I have several friends who have new babies and NONE of us prop the bottles. This is actually very dangerous. We all "hold and touch" our babies while feeding them. We are very hands-on moms. Realize that just because one breastfeeds does not equal they are being more loving. I hold my baby close to my chest and lovingly look into his eyes while feeding him from a bottle. I sing to him, we hold hands, he puts his little fingers in my mouth. I feel very bonded to him. During my horrible breastfeeding experience...I could not even see his face my breasts are too huge. So I was not bonding with him.

Now, I think the reason society is not breastfeeding at the rate you would like to see...maybe because it takes 2 incomes just to make ends meet anymore. If more people were able to be SAHM then you would probably see more of it. At my job...I don't have time to take more than a 30 min lunch break. So, pumping would have been out of the question. Most women only get 6 weeks off postpartum out here.

Maybe another reason could be since a mother is the sole source of food for the recommended one year...how can she ever break away and have some moments for herself? I am human and need a break once in a while. If there is no option for a bottle, then the mom is the sole person responsible for feedings.

Realize that most cancers have no real cause. I don't know what study you are referring to, but I have learned that it's relatively easy to find any study/statistics to support whatever we want them to. We can thank the internet for that.

I think another reason maybe breastfeeding rates aren't as great as they could be, is the way even healthcare professionals continue to perpetuate a negative and inaccurate perception of what it's like to breastfeed. (Think "being the sole source of food for a year with no break!" "baby attacking mother's breasts!")

I think another reason maybe breastfeeding rates aren't as great as they could be, is the way even healthcare professionals continue to perpetuate a negative and inaccurate perception of what it's like to breastfeed. (Think "being the sole source of food for a year with no break!" "baby attacking mother's breasts!")

None of the nurses at the hospital said that to me...BTW I don't work L and D, so this has never come out of my mouth in regards to a patient.
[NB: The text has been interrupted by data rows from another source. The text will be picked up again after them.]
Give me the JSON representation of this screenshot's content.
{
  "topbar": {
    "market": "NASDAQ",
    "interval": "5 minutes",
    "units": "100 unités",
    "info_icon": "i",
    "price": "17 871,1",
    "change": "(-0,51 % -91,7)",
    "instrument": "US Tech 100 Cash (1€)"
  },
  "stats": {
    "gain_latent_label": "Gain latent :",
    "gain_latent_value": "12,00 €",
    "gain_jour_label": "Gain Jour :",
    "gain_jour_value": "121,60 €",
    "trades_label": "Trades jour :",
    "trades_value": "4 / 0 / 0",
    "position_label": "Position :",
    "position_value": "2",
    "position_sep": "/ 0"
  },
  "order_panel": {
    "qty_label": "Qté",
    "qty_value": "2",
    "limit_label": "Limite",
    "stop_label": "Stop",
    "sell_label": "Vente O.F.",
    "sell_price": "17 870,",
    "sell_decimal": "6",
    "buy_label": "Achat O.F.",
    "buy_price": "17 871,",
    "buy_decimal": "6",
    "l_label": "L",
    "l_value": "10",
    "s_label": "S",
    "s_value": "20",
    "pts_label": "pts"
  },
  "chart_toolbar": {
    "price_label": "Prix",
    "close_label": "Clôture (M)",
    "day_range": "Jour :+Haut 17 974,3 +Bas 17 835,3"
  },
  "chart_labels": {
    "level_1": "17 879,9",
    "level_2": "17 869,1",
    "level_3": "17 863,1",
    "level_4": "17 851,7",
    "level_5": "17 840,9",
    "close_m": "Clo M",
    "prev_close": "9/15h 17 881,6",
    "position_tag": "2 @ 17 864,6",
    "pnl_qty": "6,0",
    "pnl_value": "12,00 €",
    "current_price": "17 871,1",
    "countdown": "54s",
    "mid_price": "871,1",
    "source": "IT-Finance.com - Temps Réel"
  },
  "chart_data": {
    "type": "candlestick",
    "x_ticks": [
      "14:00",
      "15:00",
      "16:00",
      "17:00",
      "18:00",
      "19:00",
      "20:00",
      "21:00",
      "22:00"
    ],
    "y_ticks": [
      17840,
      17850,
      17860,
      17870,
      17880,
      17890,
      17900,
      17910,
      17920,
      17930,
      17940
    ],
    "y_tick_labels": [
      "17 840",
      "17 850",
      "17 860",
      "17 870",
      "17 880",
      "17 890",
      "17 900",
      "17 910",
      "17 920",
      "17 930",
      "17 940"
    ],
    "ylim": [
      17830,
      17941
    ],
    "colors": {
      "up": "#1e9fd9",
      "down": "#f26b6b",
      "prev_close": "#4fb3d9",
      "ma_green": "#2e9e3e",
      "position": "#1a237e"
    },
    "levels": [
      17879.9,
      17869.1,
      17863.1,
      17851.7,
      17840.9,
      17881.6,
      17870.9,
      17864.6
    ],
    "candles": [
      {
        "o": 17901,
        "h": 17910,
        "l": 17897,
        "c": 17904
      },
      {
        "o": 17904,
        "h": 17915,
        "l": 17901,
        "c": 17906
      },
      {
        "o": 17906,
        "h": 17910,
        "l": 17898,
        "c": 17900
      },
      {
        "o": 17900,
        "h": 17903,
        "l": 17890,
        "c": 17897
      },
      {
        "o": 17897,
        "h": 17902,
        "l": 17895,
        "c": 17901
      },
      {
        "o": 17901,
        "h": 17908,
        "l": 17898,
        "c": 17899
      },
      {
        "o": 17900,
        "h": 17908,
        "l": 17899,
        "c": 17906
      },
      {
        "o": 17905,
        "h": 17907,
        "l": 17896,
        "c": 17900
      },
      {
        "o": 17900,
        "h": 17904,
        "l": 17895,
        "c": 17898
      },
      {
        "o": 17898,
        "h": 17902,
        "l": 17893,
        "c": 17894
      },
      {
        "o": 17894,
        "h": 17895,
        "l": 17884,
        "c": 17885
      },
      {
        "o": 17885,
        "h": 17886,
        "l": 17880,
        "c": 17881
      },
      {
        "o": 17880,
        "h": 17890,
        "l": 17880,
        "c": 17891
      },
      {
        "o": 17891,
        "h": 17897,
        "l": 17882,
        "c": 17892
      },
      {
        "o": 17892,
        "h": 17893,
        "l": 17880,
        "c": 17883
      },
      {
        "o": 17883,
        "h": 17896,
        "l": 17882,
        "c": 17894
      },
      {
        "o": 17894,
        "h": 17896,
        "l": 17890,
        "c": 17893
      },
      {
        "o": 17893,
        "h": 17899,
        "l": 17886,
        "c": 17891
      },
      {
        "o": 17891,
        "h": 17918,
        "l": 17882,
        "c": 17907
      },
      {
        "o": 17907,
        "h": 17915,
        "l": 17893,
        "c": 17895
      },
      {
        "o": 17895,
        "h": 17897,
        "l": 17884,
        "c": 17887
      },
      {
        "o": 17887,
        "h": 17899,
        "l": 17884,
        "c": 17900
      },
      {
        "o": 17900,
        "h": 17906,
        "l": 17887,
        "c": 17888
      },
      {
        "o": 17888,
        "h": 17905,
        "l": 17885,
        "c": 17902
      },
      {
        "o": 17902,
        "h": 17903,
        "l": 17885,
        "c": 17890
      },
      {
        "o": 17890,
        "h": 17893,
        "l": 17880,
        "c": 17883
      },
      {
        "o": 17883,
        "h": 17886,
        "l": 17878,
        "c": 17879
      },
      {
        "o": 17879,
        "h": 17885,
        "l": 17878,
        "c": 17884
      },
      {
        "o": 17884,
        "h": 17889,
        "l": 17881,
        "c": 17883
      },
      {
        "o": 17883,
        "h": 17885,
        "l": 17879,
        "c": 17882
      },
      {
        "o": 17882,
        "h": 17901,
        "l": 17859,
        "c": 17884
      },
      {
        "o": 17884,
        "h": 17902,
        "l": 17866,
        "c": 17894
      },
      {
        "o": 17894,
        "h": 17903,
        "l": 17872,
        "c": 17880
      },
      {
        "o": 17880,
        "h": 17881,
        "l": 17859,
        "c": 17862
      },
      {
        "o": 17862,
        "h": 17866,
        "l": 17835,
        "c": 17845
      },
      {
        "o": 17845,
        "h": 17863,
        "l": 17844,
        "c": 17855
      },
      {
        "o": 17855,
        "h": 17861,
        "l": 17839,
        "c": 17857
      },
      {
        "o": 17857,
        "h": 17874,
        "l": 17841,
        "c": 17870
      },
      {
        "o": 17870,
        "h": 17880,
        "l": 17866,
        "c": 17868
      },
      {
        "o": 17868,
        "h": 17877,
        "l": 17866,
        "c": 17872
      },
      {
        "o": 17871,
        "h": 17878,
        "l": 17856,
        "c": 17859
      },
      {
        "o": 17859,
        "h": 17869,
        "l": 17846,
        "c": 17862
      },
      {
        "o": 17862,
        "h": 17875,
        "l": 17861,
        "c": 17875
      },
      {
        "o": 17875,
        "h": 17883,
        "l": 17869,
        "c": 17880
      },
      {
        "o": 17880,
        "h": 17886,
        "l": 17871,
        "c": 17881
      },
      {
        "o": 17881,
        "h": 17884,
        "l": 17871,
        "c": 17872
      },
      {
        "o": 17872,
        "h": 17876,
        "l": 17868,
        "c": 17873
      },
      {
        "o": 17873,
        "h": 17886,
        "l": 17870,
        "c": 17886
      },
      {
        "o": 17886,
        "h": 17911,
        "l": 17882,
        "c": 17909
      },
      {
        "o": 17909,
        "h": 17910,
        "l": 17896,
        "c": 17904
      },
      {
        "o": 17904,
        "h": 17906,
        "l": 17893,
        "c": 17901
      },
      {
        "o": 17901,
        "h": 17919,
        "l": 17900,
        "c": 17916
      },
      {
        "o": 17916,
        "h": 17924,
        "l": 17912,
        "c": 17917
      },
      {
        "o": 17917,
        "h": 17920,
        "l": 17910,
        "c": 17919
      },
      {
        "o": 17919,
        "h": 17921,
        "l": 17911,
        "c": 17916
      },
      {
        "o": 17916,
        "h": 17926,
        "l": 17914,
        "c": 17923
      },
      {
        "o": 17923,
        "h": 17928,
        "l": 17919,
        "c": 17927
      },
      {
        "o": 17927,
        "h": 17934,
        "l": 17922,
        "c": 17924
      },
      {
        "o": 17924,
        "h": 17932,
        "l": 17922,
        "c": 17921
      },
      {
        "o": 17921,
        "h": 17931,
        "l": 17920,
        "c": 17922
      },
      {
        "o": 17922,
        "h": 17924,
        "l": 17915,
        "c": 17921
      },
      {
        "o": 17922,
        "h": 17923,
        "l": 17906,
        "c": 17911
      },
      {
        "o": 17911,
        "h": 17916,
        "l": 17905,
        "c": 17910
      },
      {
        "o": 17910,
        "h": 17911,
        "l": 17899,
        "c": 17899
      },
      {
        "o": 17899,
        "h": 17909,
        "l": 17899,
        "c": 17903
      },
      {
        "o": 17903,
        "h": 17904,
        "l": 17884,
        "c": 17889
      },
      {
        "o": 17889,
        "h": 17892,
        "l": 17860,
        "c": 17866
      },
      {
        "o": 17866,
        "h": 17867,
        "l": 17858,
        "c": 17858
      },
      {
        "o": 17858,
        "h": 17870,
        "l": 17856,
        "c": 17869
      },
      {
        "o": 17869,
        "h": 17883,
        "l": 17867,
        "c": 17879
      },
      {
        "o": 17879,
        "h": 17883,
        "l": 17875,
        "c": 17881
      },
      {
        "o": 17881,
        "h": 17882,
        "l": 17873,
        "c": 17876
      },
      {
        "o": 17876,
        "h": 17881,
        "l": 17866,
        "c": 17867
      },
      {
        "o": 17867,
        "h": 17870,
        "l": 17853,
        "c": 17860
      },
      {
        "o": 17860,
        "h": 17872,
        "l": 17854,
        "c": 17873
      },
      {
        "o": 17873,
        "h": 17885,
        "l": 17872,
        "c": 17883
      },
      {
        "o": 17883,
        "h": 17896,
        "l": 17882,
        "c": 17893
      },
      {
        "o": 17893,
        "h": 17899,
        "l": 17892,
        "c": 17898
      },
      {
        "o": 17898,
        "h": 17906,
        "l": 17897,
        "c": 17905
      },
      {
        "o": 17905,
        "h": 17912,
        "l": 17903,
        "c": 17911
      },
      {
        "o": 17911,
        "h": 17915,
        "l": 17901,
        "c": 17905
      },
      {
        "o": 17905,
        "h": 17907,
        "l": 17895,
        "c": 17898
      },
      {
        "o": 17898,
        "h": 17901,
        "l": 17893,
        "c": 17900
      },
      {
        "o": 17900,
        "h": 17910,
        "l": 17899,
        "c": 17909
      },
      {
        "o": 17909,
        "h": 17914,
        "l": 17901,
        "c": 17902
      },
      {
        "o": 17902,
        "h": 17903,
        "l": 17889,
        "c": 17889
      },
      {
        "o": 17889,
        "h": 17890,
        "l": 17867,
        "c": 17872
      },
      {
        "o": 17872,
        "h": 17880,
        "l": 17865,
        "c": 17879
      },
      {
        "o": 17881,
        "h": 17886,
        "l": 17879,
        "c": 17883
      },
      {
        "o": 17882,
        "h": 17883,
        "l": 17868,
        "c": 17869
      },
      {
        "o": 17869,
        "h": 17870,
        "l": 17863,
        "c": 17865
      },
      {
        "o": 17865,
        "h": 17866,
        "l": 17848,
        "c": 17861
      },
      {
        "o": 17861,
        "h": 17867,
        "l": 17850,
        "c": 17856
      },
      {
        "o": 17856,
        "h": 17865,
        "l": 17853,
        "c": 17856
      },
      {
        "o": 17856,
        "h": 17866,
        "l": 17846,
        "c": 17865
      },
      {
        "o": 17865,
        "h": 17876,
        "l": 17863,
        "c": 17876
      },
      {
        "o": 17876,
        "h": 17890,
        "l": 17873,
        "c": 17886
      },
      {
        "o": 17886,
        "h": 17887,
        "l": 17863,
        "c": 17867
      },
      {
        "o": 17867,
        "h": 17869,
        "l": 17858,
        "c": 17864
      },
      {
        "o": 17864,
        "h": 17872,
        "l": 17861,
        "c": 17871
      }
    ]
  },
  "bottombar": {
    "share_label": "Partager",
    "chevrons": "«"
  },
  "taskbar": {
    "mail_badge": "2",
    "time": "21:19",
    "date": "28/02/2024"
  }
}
Is this what you are insinuating?

Specializes in postpartum, nursery, high risk L&D.
None of the nurses at the hospital said that to me...BTW I don't work L and D, so this has never come out of my mouth in regards to a patient. Is this what you are insinuating?

nope. I just mean that there are a lot of misconceptions out there about breastfeeding that are reinforced when people in general make comments like the ones I mentioned. I think when people hear stuff like this coming from a nurse, it might make it seem even more credible.